Corriere del Veneto (Treviso e Belluno)
L’integrativo? Per i trevigiani è meglio riscuoterlo sotto forma di cure dentali e orari flessibili
Maggiore flessibilità negli orari di lavoro, copertura delle spese sanitarie anche per le cure dentali e per gli occhiali da vista, contributi per far fronte alle tasse scolastiche dei figli. Il welfare aziendale ideale per i dipendenti trevigiani dovrebbe contenere anche queste tre voci fra quelle ritenute più importanti nei casi in cui il contratto integrativo preveda una conversione di parte del salario in fornitura diretta di beni e servizi.
Si tratta di un argomento rispetto al quale la sensibilità di lavoratori ed aziende è in continua crescita grazie all’abbattimento degli oneri fiscali previsto per soluzioni di questo tipo e, dunque, un valore della retribuzione più elevato in termini netti contestuale ad un risparmio di costi da parte del datore. L’indagine su cosa i trevigiani vorrebbero ricevere nella parte non monetaria della loro busta paga è stata condotta dall’istituto di ricerca Nextplora per conto dell’Osservatorio di Unisalute, diramazione della sanità integrativa di Unipol. Il 57% degli intervistati ritiene sia fondamentale la sicurezza di poter far fronte alle spese sanitarie per sé e per i propri congiunti, una voce seguita con il 33% di chi sfrutterebbe volentieri un supporto per l’acquisto dei libri di testo scolastici, per le rette degli istituti o per i compensi della baby sitter.
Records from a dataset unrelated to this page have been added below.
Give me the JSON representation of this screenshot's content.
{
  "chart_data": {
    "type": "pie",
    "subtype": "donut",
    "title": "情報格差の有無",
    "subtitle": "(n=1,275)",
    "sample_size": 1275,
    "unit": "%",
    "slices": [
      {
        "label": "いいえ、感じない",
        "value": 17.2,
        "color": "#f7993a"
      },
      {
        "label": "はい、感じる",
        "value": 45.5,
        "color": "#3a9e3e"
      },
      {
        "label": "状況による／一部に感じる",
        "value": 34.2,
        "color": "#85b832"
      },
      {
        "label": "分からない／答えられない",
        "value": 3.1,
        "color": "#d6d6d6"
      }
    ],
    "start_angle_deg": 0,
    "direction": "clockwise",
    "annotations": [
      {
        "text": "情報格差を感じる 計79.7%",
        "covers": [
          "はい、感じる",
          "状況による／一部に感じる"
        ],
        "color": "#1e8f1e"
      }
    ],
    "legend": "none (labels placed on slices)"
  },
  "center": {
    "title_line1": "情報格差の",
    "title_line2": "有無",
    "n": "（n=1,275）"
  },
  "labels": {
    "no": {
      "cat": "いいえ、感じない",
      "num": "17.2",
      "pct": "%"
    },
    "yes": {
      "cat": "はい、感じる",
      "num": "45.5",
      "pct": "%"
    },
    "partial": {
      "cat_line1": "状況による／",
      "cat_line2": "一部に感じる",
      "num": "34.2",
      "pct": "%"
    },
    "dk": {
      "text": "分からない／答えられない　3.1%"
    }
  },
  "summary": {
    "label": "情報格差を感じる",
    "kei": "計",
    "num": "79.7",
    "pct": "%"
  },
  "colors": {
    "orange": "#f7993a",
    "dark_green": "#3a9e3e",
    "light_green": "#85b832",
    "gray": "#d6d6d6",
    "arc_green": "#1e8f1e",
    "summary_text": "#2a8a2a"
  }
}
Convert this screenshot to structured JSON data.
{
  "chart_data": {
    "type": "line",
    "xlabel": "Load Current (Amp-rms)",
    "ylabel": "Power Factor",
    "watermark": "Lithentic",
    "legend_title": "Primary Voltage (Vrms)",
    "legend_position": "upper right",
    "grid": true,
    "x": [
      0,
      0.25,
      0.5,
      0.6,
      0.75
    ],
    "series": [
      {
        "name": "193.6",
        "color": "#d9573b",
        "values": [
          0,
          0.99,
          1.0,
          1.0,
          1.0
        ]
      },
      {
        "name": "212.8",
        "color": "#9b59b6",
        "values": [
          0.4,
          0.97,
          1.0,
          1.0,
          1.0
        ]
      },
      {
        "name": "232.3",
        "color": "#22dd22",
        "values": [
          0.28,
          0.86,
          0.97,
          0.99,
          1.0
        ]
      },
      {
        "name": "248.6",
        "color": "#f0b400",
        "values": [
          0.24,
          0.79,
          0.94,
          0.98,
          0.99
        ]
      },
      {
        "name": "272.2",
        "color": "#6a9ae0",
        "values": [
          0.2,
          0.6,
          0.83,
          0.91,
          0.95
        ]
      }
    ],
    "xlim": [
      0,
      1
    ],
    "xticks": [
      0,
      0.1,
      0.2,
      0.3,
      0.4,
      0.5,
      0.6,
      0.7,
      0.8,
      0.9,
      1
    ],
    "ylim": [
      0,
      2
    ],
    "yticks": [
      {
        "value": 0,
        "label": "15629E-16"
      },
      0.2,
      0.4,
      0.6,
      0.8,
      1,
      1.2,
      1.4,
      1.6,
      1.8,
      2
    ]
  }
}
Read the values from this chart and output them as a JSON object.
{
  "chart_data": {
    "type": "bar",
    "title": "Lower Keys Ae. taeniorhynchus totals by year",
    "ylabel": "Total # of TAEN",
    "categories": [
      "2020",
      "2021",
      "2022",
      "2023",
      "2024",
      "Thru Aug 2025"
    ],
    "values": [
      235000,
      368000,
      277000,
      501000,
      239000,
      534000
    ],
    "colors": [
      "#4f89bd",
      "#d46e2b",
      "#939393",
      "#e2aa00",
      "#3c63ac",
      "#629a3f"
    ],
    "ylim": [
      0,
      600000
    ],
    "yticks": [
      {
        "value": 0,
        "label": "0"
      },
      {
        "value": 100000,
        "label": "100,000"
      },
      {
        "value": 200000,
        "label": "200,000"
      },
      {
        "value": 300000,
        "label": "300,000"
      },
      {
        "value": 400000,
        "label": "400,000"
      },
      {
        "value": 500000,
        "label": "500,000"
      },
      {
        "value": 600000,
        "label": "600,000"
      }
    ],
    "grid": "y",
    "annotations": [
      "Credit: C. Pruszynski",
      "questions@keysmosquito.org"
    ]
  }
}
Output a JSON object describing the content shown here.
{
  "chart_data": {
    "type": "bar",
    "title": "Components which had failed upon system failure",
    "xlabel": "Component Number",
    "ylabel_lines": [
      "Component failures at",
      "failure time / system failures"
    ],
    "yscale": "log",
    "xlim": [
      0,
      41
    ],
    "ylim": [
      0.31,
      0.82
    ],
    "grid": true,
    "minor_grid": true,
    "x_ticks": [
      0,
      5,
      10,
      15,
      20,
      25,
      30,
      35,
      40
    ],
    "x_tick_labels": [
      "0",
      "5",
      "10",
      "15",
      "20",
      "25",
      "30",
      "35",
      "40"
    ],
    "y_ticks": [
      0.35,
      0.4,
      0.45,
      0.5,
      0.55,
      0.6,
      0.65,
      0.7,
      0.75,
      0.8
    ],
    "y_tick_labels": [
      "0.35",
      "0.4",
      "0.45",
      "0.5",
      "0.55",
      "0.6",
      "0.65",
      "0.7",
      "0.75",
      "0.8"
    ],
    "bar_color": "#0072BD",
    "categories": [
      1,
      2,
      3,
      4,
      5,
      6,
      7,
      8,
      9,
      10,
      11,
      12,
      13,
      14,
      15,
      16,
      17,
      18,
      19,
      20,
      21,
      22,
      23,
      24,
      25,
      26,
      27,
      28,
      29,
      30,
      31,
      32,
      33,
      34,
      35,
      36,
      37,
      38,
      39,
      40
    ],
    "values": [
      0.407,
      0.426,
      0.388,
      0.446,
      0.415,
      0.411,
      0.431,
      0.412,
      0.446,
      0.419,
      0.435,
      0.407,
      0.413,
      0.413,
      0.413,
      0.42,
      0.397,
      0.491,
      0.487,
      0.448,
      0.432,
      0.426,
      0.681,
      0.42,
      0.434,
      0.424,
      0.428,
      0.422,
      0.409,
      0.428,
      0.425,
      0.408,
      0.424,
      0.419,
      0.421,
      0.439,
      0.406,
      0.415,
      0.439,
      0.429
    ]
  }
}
L’attenzione verso l’assistenza agli anziani o comunque alle persone non autosufficienti aumenta con l’avanzare dell’età, fino ad arrivare ad una priorità per il 29% degli over 55.
Le incombenze quotidiane tuttavia non sono marginali. Il 40% degli interpellati vedrebbe volentieri il proprio salario integrativo convertito in buoni benzina o in buoni per l’acquisto di generi alimentari. A Treviso, in ogni caso, pare vi sia un’emergenza dentistica dato che quasi un intervistato su due teme di non poter essere in grado, raggiunta la pensione, di poter far fronte alle spese per tenere in ordine la bocca. Nel resto d’Italia questo si registra appena nel 26% dei casi.
Ma quello che alla fine sta veramente stretto è il rispetto rigoroso degli orari di lavoro. Se il welfare contrattabile con i datori comprendesse l’opportunità di modulare la presenza in fabbrica o in ufficio a seconda delle esigenze familiari ne sarebbe felice il 48% delle lavoratrici donne ed il 35% degli uomini. Un po’ meno, ma con un consenso condiviso fra i sessi pari a circa il 20%, è l’opzione del «telelavoro», ritenuto, se ben gestito, la migliore formula di conciliazione dei tempi produttivi e privati.